L’agent judiciaire de l’Etat réplique que les conditions de recevabilité de la question prioritaire de constitutionnalité ne sont pas réunies en ce que M. [V] vise l’article 221-6 du code pénal qui ne s’applique pas au litige et est sans lien avec la présente procédure, et ne caractérise pas une atteinte à un droit ou liberté garantis par la Constitution se contentant en réalité de critiquer les jugements de condamnation prononcés à son encontre, de sorte que la question est imprécise.
Le ministère public fait valoir que la question prioritaire de constitutionnalité formulée par M. [V] ne respecte aucune des trois conditions de transmission, en ce que :
— elle ne vise aucune disposition législative applicable au litige,
— si M. [V] prétend avoir subi une violation des articles 6, 8, 9 et 16 de la déclaration des droits de l’homme et du citoyen de 1789, il ne prétend pas que cette violation est la conséquence d’une contrariété d’une disposition législative à des droits et libertés,
— M. [V] se borne à critiquer la teneur du jugement du tribunal correctionnel de Meaux et l’appréciation faite par les juges des éléments versés au débat alors que la voie de la question prioritaire de constitutionnalité n’est pas une voie de recours contre une décision judiciaire mais une voie procédurale visant à trancher la compatibilité d’une disposition législative aux droits et libertés constitutionnellement garantis,
— la question prioritaire de constitutionnalité transmise par M. [V] est bien formulée dans un écrit distinct mais elle n’est pas motivée, soulignant que la question est difficilement compréhensible et qu’elle n’explique pas en quoi le texte visé ne serait pas conforme aux droits et libertés garantis par la constitution.
Selon l’article 23-2 de l’ordonnance n°58-1067 du 7 novembre 1958, la question prioritaire de constitutionnalité est transmise à la Cour de cassation lorsque les trois conditions suivantes sont réunies :
— la disposition est applicable au litige ou à la procédure, ou constitue le fondement des poursuites,
— la disposition n’a pas déjà été déclarée conforme à la Constitution dans les motifs ou le dispositif d’une décision du Conseil Constitutionnel, sauf changement de circonstances,
— la question n’est pas dépourvue de caractère sérieux.

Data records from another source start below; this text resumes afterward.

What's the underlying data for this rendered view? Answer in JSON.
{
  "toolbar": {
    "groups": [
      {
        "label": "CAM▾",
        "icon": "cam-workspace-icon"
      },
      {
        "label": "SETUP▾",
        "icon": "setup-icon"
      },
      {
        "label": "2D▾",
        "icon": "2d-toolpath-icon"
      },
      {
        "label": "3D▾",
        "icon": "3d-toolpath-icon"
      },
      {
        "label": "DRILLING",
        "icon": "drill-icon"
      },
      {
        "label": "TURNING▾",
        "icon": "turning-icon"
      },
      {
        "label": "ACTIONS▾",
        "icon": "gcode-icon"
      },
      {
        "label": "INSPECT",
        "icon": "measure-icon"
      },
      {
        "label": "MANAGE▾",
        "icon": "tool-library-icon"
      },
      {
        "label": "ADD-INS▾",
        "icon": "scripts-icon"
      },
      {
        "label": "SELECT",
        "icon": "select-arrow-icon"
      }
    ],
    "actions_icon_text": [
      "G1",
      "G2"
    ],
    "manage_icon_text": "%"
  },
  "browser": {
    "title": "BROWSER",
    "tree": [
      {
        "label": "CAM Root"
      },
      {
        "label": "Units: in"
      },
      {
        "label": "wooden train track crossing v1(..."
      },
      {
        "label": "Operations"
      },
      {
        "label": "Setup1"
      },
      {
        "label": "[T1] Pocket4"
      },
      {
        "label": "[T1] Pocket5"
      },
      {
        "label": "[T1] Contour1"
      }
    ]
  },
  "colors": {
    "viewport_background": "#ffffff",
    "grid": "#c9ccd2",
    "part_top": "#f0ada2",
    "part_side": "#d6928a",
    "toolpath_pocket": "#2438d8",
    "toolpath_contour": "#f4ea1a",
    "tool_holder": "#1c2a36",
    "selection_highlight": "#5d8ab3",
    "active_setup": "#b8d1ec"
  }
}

En l’espèce, M. [V] a saisi le premier président sur le fondement des articles 149 et suivants du code de procédure pénale pour obtenir l’indemnisation d’une détention qu’il estime injustifiée.
La question prioritaire de constitutionnalité vise une disposition, l’article 221-6 du code pénal, qui n’est pas applicable à la procédure, de sorte que la première des conditions n’est pas réunie.
Il n’y a pas lieu, par conséquent, et sans qu’il soit besoin d’examiner les autres conditions, d’ordonner sa transmission à la Cour de cassation.
PAR CES MOTIFS
La cour,
Dit n’y avoir lieu à transmission de la question prioritaire de constitutionnalité ayant trait à l’article 221-6 du code pénal,
Dit que les dépens de la présente instance suivront le sort de ceux de l’instance au fond, enregistrée sous le numéro 23-15212.
Décision rendue le 22 Janvier 2024 par mise à disposition de l’arrêt au greffe de la Cour, les parties en ayant été préalablement avisées dans les conditions prévues au deuxième alinéa de l’article 450 du code de procédure civile.